China's Air Force Allegedly Has Way Of Landing Hypersonic Drones
China is developing hypersonic speed aircraft capabilities. (photo: CCTV)

JAKARTA - Landing a drone flying above five times the speed of sound on standard air lines is not easy. But Chinese military researchers say they have found a way to make it safer. In this way, it could potentially bring applications for hypersonic flight one step closer.

The technology has advanced rapidly, after China and Russia deployed various types of hypersonic missiles in recent years, and there has been growing interest in implementing advances in drones. But bringing such an aircraft back to the ground safely has proven problematic.

Modern aircraft rely on software to find the optimal descent path, and humans can intervene if something goes wrong. However, in hypervelocity, even the fastest flight control computers struggle to calculate it in time.

In a paper published in the domestic journal Tactical Missile Technology last Wednesday, September 1, Dai Fei and colleagues from the People's Liberation Army Air Force (PLA) said they had made improvements based on a secret model of hypersonic drones.

Their work appears to confirm the existence of China's hypersonic drone program, but the PLA has not disclosed details. It's unclear whether the drone Dai's team is using is in development or already in service.

The Wuzhen 8 rocket-propelled reconnaissance drone appeared during a military parade in Beijing two years ago. It is believed to be capable of flying beyond the speed of sound, but whether it is hypersonic is still unknown.

Hypersonic drones could potentially be used against stealth aircraft such as the United States' F-22 and F-35, Air Force Engineering University professor Wang Xing said last year at an academic conference in Xian.

"In close combat, stealth technology is too much, and no stealth aircraft can hide itself after launching missiles or dropping bombs," Wang said.

"A hypersonic drone deployed by China's ground-based air defense system can catch up to the F-22, which can fly at more than twice the speed of sound after launching an attack, in a matter of seconds," he added.

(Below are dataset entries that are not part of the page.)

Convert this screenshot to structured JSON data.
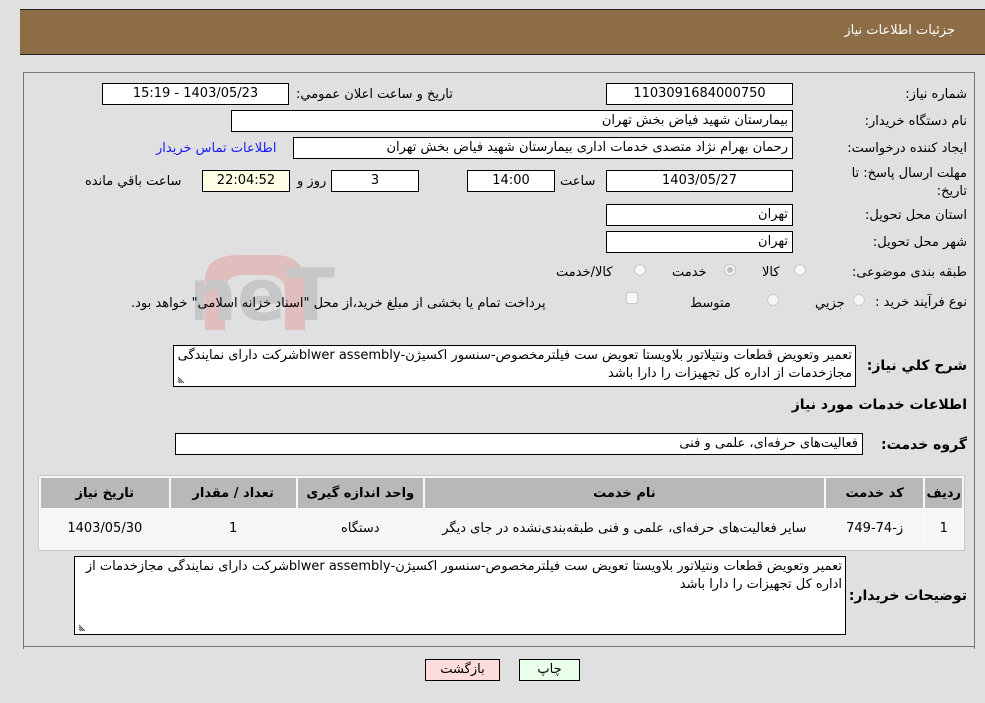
{
  "header": {
    "title": "جزئیات اطلاعات نیاز"
  },
  "form": {
    "need_number_label": "شماره نیاز:",
    "need_number": "1103091684000750",
    "announce_label": "تاریخ و ساعت اعلان عمومي:",
    "announce_value": "1403/05/23 - 15:19",
    "buyer_org_label": "نام دستگاه خریدار:",
    "buyer_org": "بیمارستان شهید فیاض بخش تهران",
    "requester_label": "ایجاد کننده درخواست:",
    "requester": "رحمان بهرام نژاد متصدی خدمات اداری بیمارستان شهید فیاض بخش تهران",
    "buyer_contact_link": "اطلاعات تماس خریدار",
    "deadline_label": "مهلت ارسال پاسخ: تا تاریخ:",
    "deadline_date": "1403/05/27",
    "time_label": "ساعت",
    "deadline_time": "14:00",
    "days_value": "3",
    "days_label": "روز و",
    "remaining_time": "22:04:52",
    "remaining_label": "ساعت باقي مانده",
    "province_label": "استان محل تحویل:",
    "province": "تهران",
    "city_label": "شهر محل تحویل:",
    "city": "تهران",
    "category_label": "طبقه بندی موضوعی:",
    "category_options": [
      "کالا",
      "خدمت",
      "کالا/خدمت"
    ],
    "category_selected": "خدمت",
    "process_label": "نوع فرآیند خرید :",
    "process_options": [
      "جزيي",
      "متوسط"
    ],
    "payment_note": "پرداخت تمام یا بخشی از مبلغ خرید،از محل \"اسناد خزانه اسلامی\" خواهد بود.",
    "general_desc_label": "شرح کلي نیاز:",
    "general_desc": "تعمیر وتعویض قطعات ونتیلاتور بلاویستا تعویض ست فیلترمخصوص-سنسور اکسیژن-blwer assemblyشرکت دارای نمایندگی مجازخدمات از اداره کل تجهیزات را دارا باشد",
    "services_section_title": "اطلاعات خدمات مورد نیاز",
    "service_group_label": "گروه خدمت:",
    "service_group": "فعالیت‌های حرفه‌ای، علمی و فنی"
  },
  "table": {
    "headers": [
      "ردیف",
      "کد خدمت",
      "نام خدمت",
      "واحد اندازه گیری",
      "تعداد / مقدار",
      "تاریخ نیاز"
    ],
    "rows": [
      [
        "1",
        "ز-74-749",
        "سایر فعالیت‌های حرفه‌ای، علمی و فنی طبقه‌بندی‌نشده در جای دیگر",
        "دستگاه",
        "1",
        "1403/05/30"
      ]
    ]
  },
  "buyer_notes": {
    "label": "توضیحات خریدار:",
    "text": "تعمیر وتعویض قطعات ونتیلاتور بلاویستا تعویض ست فیلترمخصوص-سنسور اکسیژن-blwer assemblyشرکت دارای نمایندگی مجازخدمات از اداره کل تجهیزات را دارا باشد"
  },
  "buttons": {
    "print": "چاپ",
    "back": "بازگشت"
  },
  "colors": {
    "header_bg": "#8c6d45",
    "print_bg": "#eaffea",
    "back_bg": "#ffdcdc",
    "remaining_bg": "#ffffe6",
    "link": "#1a1aff"
  }
}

Such a drone would be designed to return to a nearby air base, but the potential difficulties in doing so were demonstrated in July during the first space tourism flight.

Virgin Galactic was required to apply for airspace for its rocket plane and to operate only within that zone, but the plane deviated from its course on landing, posing a risk to other aircraft.

The incident occurred while flying at Mach 3, or three times the speed of sound, but hypersonic flight would have been at Mach 5 or faster. A passenger jet is slower than the speed of sound (1 Mach).

Increasing the power of on-board computers, as proposed in some countries, will not solve the problem, according to Chinese researchers, from a unit of the PLA Air Force. Working with the Nanjing University of Aeronautics and Astronautics, they instead improved the software to better predict landing scenarios.

They say the computer still can't process all of the data it collects to calculate the landing path fast enough, so the software will only use changes in barometric pressure and altitude to select one of the three models for the final approach. Usually, the software only calculates one model.

"Slowing the plane to land means having to shut down its engines long before the decision to land is made," Dai's team said.

They calculated that to do so at Mach 5 from an altitude of 30 km (19 miles) would require sufficient time to travel more than 200 km further, before landing on the runway properly. This means, before landing in Jakarta, the hypersonic aircraft engine must be turned off since the plane was above in Bandung!

The drone will also perform maneuvers such as the S-turn to slow its momentum, but to a certain extent, as its wings or body can rupture under extreme pressure, according to Dai and colleagues.

Unlike ordinary aircraft engines, hypersonic engines cannot be restarted, and this lack of controlled power adds to the complexity of landing.

Hypersonic flight technology does not yet have civilian applications, but China plans to build civilian hypersonic aircraft. By 2035, a hypersonic plane at five times the speed of sound could fly 10 passengers anywhere on planet Earth in just about an hour, according to China's space authority.